Many studies have been attempted to block the interaction between IL-5 and its receptor in eosinophilic inflammation because IL-5 is a key cytokine involved in eosinophil growth, maturation, activation and survival. Benralizumab is a monoclonal antibody against the alpha subunit of the IL-5 receptor. This antibody provides a potential benefit in decreasing exacerbation and improving lung function in uncontrolled severe asthma with elevated blood eosinophil counts by inducing antibody-dependent cell-mediated cytotoxicity [89-91]. Mepolizumab and reslizumab, humanized monoclonal antibodies against IL-5, neutralize circulating IL-5 and decrease the number of eosinophils in sputum and blood [92-95], leading to improvement in lung function in patients with severe eosinophilic asthma. IL-4 has also been suggested to play an important role in the differentiation and proliferation of type 2 helper T cells and B cells [96,97]. Dupilumab, a human monoclonal antibody against the alpha subunit of the IL-4 receptor (an overlapping receptor of IL-4 and IL-13), is regarded as a therapeutic agent of disease mediated by type 2 helper T cells.

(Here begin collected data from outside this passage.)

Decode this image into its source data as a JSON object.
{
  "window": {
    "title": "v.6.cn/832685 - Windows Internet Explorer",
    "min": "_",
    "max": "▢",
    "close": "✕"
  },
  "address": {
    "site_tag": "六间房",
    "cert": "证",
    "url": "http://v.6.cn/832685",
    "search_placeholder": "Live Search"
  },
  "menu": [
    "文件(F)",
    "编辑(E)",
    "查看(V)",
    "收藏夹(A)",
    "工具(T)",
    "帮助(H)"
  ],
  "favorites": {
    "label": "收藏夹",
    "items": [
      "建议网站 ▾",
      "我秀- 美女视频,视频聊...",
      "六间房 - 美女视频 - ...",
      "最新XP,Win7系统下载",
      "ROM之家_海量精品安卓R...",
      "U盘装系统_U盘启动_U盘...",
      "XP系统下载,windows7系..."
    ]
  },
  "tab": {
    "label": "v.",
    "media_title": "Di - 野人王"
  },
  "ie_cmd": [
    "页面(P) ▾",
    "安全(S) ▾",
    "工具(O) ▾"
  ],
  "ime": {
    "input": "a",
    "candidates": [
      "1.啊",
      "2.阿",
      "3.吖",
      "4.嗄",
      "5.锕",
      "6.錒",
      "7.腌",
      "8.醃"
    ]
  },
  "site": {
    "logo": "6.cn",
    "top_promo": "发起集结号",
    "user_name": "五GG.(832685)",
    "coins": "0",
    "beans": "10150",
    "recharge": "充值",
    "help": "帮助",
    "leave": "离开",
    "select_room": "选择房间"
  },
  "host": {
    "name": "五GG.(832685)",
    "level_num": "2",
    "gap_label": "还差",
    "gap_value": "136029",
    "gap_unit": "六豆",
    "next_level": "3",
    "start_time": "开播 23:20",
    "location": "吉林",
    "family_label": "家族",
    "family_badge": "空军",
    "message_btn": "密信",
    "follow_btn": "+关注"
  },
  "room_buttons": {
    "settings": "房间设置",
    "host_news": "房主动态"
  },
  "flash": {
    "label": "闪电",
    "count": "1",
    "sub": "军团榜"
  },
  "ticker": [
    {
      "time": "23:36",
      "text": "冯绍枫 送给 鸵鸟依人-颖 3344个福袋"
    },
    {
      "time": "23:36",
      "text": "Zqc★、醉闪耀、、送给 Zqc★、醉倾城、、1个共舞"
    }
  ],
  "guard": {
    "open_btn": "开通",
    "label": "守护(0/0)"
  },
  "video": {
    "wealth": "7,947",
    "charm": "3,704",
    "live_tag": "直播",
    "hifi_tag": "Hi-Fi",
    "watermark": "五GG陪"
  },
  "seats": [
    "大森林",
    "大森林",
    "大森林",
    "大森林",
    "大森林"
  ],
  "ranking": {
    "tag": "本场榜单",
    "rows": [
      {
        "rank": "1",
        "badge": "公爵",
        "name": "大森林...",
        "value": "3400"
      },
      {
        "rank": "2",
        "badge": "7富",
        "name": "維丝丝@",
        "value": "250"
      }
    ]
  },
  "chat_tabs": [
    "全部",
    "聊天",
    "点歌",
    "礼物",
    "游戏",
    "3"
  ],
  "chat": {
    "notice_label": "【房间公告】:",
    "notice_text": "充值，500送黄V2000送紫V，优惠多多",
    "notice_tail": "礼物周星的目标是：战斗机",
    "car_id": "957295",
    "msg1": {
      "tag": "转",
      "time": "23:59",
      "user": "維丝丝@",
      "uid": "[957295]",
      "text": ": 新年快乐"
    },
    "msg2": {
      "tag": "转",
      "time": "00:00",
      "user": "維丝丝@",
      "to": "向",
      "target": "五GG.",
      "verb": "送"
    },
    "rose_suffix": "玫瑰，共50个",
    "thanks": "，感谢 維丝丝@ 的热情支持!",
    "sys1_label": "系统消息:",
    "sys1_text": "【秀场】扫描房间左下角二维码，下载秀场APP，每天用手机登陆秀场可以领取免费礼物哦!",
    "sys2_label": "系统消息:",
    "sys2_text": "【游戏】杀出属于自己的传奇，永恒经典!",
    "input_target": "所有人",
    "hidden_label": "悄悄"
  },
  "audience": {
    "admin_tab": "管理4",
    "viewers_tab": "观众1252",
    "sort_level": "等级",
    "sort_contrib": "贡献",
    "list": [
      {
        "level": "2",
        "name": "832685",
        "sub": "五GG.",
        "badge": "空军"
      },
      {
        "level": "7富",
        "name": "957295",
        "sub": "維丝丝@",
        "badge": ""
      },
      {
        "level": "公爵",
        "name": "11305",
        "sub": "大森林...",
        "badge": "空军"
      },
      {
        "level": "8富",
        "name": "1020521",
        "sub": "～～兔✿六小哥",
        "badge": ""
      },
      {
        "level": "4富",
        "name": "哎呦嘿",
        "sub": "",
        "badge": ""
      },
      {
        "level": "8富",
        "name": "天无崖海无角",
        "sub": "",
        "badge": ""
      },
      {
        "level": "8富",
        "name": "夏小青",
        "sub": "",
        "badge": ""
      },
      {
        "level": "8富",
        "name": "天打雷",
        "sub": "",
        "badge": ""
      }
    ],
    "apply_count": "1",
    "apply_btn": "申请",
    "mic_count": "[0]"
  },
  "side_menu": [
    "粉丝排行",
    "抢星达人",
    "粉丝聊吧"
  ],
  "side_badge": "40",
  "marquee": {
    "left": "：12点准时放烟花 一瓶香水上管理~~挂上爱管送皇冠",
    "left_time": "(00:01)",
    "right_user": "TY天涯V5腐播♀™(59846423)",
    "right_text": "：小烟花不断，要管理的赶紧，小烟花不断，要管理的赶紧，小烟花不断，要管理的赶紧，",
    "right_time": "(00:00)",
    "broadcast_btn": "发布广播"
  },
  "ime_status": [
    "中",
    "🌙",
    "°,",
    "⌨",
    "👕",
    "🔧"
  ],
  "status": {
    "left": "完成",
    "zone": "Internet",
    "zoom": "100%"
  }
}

When this antibody was administered to patients with persistently elevated eosinophil levels, a significant decline in the frequency of severe exacerbation was observed [98,99]. Recently, our data has shown that anti-IL-33 antibody reduces AHR and decreases type 2 cytokine levels in an EET-induced inflammation model in vivo [54]. Considering the critical role of EETs in the pathogenesis of severe eosinophilic asthma, biologics targeting epithelial cytokines, especially IL-33, may provide a potential benefit.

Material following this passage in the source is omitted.